Ik wou dus ook absoluut dat een en ander bij mijn vriend Willy Welvaert te Deurle werd ondergebracht, hoewel na de bevrijding bleek dat de familie Welvaert ook niet helemaal met rust werd gelaten. Vader bezat veel fonoplaten met klassieke muziek waar Willy en ik tijdens de laatste bezettingsmaanden heel vaak naar geluisterd hadden. Willy drong er dan ook op aan de grammofoonplaten bij hem thuis in veiligheid te brengen, samen met mijn mooie collectie postzegels. Maar een verhuis van zo’n grote hoeveelheid fonoplaten naar Deurle met de fiets, daaraan viel niet te denken.
Toen hebben we er iets op gevonden.
Inderdaad, in de garage van de Radiodistributie die aan de Ajuinlei op het water van de Leie uitgaf, lag de houten kano die vader in 1942 liet bouwen en waarmee ik in de zomer van de bezettingsjaren ’43 en ’44 zo vaak met mijn vrienden de Leie op en af had gevaren. Willy Welvaert kwam op het idee de platen in de boot te stapelen en zo naar Deurle te paddelen. Op zichzelf eigenlijk een gekke onderneming, die we samen niettemin hebben aangedurfd, twee dagen lang, want de boottocht naar Deurle en terug duurde een hele dag. Die klus klaarden we dus enkele dagen vóór de bevrijding van Gent. Nu had vader mij vóór zijn vertrek erg bang gemaakt. Hij beweerde dat ze mij als een soort gijzelaar voor hem zouden aanhouden. Vandaar dat ik de bevrijdingsdagen zelf niet bij moeder thuis durfde doorbrengen.
Na wat over en weer gepraat met haar – vader was al vertrokken – nam ik dan toch maar het besluit de eerste dagen van de bevrijding bij Willy Welvaert thuis te passeren. Ik had enkele dagen vóór die zesde september 1944 de laatste boot met grammofoonplaten naar Deurle geroeid en het bootje was daar blijven liggen. Maar ik had met het oog op mijn verblijf te Deurle tijdens de eigenlijke bevrijding nog een en ander nodig, onder meer toiletgerei en kleren. Dus besloot ik de avond na de laatste boottocht naar Deurle toch nog naar Gent terug te keren, waar zich bovendien mijn fiets bevond, aangezien ik met de boot naar Deurle was geroeid.
Om in de stad te geraken moest ik de buurttram van Nevele naar Gent nemen in SintMartens-Leerne, niet ver te voet vanuit Deurle, over de Leiebrug.
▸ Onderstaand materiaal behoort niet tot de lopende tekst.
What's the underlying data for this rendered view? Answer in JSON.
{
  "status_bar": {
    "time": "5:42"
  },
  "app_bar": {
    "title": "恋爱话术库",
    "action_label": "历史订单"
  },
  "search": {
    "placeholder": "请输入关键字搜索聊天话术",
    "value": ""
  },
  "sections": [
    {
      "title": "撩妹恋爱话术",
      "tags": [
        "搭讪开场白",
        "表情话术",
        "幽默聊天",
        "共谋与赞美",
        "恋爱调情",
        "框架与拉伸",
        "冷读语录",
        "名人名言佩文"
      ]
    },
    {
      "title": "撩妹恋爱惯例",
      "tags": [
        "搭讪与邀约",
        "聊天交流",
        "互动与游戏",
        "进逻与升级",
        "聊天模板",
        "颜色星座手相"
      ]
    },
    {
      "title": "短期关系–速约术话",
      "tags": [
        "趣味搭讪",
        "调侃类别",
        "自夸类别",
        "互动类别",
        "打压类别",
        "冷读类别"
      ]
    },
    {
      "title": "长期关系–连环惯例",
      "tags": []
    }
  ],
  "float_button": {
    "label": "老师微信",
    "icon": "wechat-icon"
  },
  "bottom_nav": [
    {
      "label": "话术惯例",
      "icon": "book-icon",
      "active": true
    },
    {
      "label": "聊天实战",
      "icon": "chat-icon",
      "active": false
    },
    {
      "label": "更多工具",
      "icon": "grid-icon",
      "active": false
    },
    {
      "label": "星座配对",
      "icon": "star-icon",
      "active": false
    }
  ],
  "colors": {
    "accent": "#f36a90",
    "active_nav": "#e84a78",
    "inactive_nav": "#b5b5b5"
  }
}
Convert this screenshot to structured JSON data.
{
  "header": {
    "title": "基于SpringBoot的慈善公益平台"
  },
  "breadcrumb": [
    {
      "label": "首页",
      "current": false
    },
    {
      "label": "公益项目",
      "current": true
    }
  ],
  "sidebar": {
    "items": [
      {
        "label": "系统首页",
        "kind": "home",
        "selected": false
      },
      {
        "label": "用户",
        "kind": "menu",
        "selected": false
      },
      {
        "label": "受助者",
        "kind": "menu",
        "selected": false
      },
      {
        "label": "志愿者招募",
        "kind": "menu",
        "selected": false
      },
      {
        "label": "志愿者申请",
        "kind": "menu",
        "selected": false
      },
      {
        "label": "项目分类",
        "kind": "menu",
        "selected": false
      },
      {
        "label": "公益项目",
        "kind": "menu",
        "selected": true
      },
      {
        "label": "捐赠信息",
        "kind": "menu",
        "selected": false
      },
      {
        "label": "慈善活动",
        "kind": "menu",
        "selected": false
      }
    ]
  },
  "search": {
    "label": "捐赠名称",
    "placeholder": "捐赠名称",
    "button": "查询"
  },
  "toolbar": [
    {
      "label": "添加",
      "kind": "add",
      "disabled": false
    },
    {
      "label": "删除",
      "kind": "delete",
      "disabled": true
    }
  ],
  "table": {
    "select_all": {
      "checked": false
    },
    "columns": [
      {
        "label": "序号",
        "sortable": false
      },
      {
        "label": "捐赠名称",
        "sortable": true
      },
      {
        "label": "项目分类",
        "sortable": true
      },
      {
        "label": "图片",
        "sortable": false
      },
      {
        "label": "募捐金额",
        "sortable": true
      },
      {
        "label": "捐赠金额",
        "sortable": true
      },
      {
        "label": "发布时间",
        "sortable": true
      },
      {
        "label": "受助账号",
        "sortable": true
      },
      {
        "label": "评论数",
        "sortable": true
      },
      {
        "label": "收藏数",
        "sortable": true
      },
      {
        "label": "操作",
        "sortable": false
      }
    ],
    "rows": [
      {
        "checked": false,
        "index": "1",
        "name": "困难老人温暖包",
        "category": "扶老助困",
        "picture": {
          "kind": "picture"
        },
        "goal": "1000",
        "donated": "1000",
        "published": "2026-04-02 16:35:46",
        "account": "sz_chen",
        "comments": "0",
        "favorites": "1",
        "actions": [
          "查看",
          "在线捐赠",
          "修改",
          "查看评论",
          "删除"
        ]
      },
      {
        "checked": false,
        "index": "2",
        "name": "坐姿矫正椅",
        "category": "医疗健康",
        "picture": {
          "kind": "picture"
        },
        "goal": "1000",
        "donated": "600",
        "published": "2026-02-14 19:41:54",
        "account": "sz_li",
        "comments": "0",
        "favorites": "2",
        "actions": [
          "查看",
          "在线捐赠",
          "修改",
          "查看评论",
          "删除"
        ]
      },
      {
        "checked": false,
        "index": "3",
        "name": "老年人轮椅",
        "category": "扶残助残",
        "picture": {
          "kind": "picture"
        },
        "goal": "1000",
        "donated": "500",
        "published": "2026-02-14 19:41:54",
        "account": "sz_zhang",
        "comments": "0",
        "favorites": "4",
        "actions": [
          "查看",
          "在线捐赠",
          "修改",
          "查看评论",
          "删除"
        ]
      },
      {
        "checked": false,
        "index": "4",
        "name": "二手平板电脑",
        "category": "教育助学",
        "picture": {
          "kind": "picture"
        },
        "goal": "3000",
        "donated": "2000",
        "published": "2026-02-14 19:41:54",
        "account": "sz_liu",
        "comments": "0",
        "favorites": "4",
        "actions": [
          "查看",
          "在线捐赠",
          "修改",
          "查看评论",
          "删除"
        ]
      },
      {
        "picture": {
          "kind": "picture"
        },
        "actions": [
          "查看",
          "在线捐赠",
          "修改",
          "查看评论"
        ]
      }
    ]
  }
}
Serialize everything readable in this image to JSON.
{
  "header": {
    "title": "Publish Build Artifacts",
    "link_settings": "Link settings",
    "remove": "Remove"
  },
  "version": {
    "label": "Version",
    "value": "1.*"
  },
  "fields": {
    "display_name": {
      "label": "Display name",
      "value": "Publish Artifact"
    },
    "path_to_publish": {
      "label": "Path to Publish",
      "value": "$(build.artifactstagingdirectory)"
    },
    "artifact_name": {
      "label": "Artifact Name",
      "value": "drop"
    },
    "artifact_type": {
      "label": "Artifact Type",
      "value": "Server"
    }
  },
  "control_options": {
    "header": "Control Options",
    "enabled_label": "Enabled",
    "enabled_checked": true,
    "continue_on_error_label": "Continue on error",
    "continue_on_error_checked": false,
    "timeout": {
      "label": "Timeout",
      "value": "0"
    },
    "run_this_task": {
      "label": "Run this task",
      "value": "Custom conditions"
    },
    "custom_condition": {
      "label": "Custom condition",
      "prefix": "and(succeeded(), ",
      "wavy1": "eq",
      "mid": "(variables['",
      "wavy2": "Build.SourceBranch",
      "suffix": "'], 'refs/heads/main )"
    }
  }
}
Ik zat nauwelijks op die tram of tussen Sint-Martens-Leerne en Baarle-Drongen klonken plots schoten. De tram hield halt en men riep ons toe dekking te zoeken in de gracht naast de weg. Neergedoken in die gracht lag er een jongen naast mij die ik vooraan in de twintig schatte. Hij vroeg mij in correct Nederlands, maar met het accent van iemand die gewoon was Frans te spreken, of ik in Gent voor hem een boodschap wilde doen, want hij vond het niet meer veilig zijn weg naar Gent voort te zetten. Hij verzocht mij een brief van zijnentwege af te geven ergens in de Belgradostraat. Hij noemde ook zijn naam die ik moest vermelden bij het overhandigen van de brief. Die naam heb ik onthouden, men zal zo dadelijk vernemen waarom. Hij luidde: Jean-Pierre Rotsaert. Na het alarm kon de tram zijn weg voortzetten en raakte ik veilig in Gent. Ik bracht de brief naar de Belgradostraat en pakte vervolgens thuis mijn spullen bij elkaar: wat verse kleren en toiletgerei.
Nog diezelfde avond ben ik op de fiets gesprongen en naar Deurle gereden om bij mijn vriend Willy Welvaert op de Kriekenberg te gaan logeren. De dag daarop was het de laatste dag van de bezetting, althans te Deurle, het moet dus de 4de of de 5de september zijn geweest. Nieuwsgierig als we waren, gingen we buiten het domein van de Kriekenberg een kijkje nemen. We zagen vermoeide aftrekkende Duitse troepen, met boerenkarren, oude soldaten te voet naast hun fietsen met platte banden en dergelijke meer. Kortom, een leger op aftocht. Maar enkele uren later, toen we in de dorpskom van Deurle rondwandelden waar we nieuwsgierig rondkeken, weerklonken er plots schoten in de verte en zagen we ineens een Duitse patrouille tevoorschijn komen. Geen oude en vermoeide soldaten deze keer, maar vrij brutale ss-mannen die ons toesnauwden dat we moesten wegkomen, van de straat af. Zij waren de laatste Duitsers die ik heb gezien. Weldra knetterden in de bossen van Deurle de geweerschoten en hoorden we vertellen dat de geallieerden, onder meer Poolse tanks, langs de Oudenaardse Steenweg en de Kortrijkse Steenweg naar Gent oprukten. Het duurde nog even vooraleer we geallieerde soldaten in Deurle zelf zagen, maar nog die dag of in ieder geval ’s anderendaags arriveerden ze daar. De officieren namen hun intrek in enkele grote leegstaande villa’s dichtbij het golfterrein. Ze brachten allerlei verkeerstekens aan op de bomen waarvan ik aanvankelijk weinig begreep, omdat ik tot dan toe op het atheneum nog geen Engelse les had gekregen. We volgden er als derde taal alleen een versterkt onderwijs in het Duits. De bevrijding van Gent zelf heb ik dus niet meegemaakt. Wel was ik zeer ongerust over wat er met moeder, mijn zusters en ons huis intussen zou zijn gebeurd. Ik spoedde me de dag na de bevrijding van Gent, de 7de september 1944, per fiets naar huis, waar ik gelukkig iedereen in goede gezondheid aantrof.”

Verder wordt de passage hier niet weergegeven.